Most of The 1885 Club members I speak to didn’t watch AFC. “I went once but it did nothing for me,” says John, who is 67 and started watching Bury when he was 11. “I just wanted Bury at Gigg lane.” He said 2019 was a particularly bad year for him. His wife died, his father died, and Bury FC was expelled from the football league (oh and his favourite takeaway also moved to Whitefield — “God, I miss that takeaway”).
Ultimately, when it comes to the drama surrounding the merger, he couldn’t care less. He just wanted something to do on a Tuesday night and a Saturday afternoon; he wanted to be able to see his friends and watch football again after four years without it. And now, he’s got that.

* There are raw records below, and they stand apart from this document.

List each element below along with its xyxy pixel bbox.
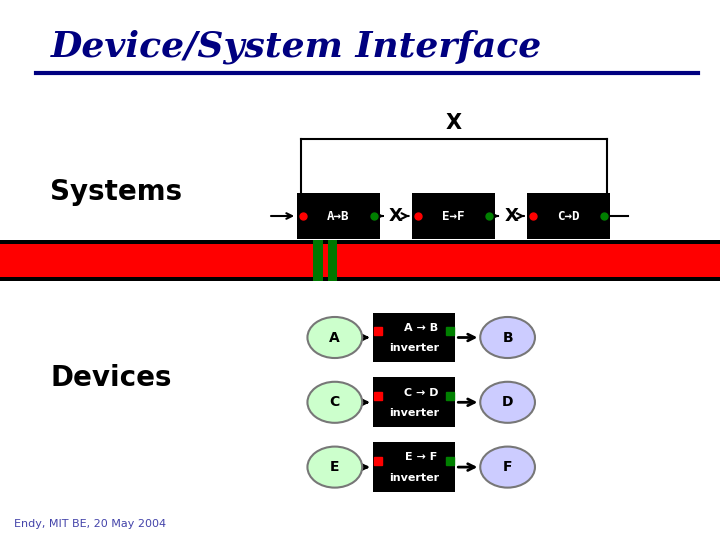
Bar <box>373 313 455 362</box>
Bar <box>328 240 337 281</box>
Text: B: B <box>503 330 513 345</box>
Text: X: X <box>389 207 403 225</box>
Bar <box>0 240 720 281</box>
Text: E: E <box>330 460 340 474</box>
Text: X: X <box>504 207 518 225</box>
Bar <box>0 244 720 277</box>
Text: inverter: inverter <box>389 473 439 483</box>
Text: C: C <box>330 395 340 409</box>
Text: A→B: A→B <box>327 210 350 222</box>
Bar <box>373 442 455 492</box>
Text: inverter: inverter <box>389 343 439 353</box>
Text: inverter: inverter <box>389 408 439 418</box>
Text: X: X <box>446 112 462 133</box>
Text: Devices: Devices <box>50 364 172 392</box>
Circle shape <box>307 382 362 423</box>
Text: D: D <box>502 395 513 409</box>
Text: E→F: E→F <box>442 210 465 222</box>
Text: Systems: Systems <box>50 178 183 206</box>
Text: C→D: C→D <box>557 210 580 222</box>
Text: E → F: E → F <box>405 453 437 462</box>
Text: Endy, MIT BE, 20 May 2004: Endy, MIT BE, 20 May 2004 <box>14 519 166 529</box>
Circle shape <box>480 382 535 423</box>
Bar <box>313 240 323 281</box>
Bar <box>527 193 610 239</box>
Bar <box>373 377 455 427</box>
Text: F: F <box>503 460 513 474</box>
Bar <box>412 193 495 239</box>
Bar <box>297 193 380 239</box>
Text: C → D: C → D <box>404 388 438 397</box>
Text: Device/System Interface: Device/System Interface <box>50 30 541 64</box>
Circle shape <box>480 447 535 488</box>
Text: A → B: A → B <box>404 323 438 333</box>
Circle shape <box>307 317 362 358</box>
Circle shape <box>307 447 362 488</box>
Text: A: A <box>330 330 340 345</box>
Circle shape <box>480 317 535 358</box>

The question over the next few months will be: can Bury’s new board keep it that way?
This piece has been amended in parts, after some details of our reporting were highlighted as inaccurate or unclear:
In the original story, it wasn’t made clear that the Bury Football Club Supporters’ Society bought Bury FC’s trading name, not its playing name.
The original story inaccurately reflected when local government funding was made available to Bury FC, this has been amended.
The original piece said only certain interim board members, those aligned with the Shakers group, said the benefactors broke term agreements. This has been amended to reflect that the all the interim board agreed on that point.
The original piece said that, to many at the club, Phil Young was its “de facto boss” this was removed after it was pointed out that it undermined Bury FC’s democratic structure.
Interesting article - thanks. It all seems a bit daft at the minute. My biggest fear around the whole project is that if there continues to be such in-fighting, I think the fairweather local fan (such as myself - I live a couple of miles away but have been to a couple of games since the re-emergence) will stop turning up, the crowds will dwindle off, and the ‘famous old club’ will fold again.
They need to find a way to make it work, stop all the social media nonsense, and crack on with getting the local fan base engaged and watching a relatively successful team.
Sounds easy, I know it isn’t, and I hope they don’t waste this chance.
Well, as a BFC fan approaching 60 years, i'm 72, I found this article very interesting.
I was a rat and followed AFC from the beginning and a fantastic few years it was, not like the "loyals" who were full of division and hatred of anything AFC.
Whilst the benefactors and the 1885 cohort worked miracles to save gigg, theres no doubt in my mind that the clincher was BoJo and Gove along with Daly, trying to harvest local votes by throwing a large chunk on money at it.
However, now we have a democratically board, voted for by members, hopefully both the sides can get together and resolve their differences.
I'm just happy watching football in front of an enthusiastic crowd and watched by lots of families.
Non league footy is a good watch, and if you want, you can have a beer watching, unheard of under EFL rules.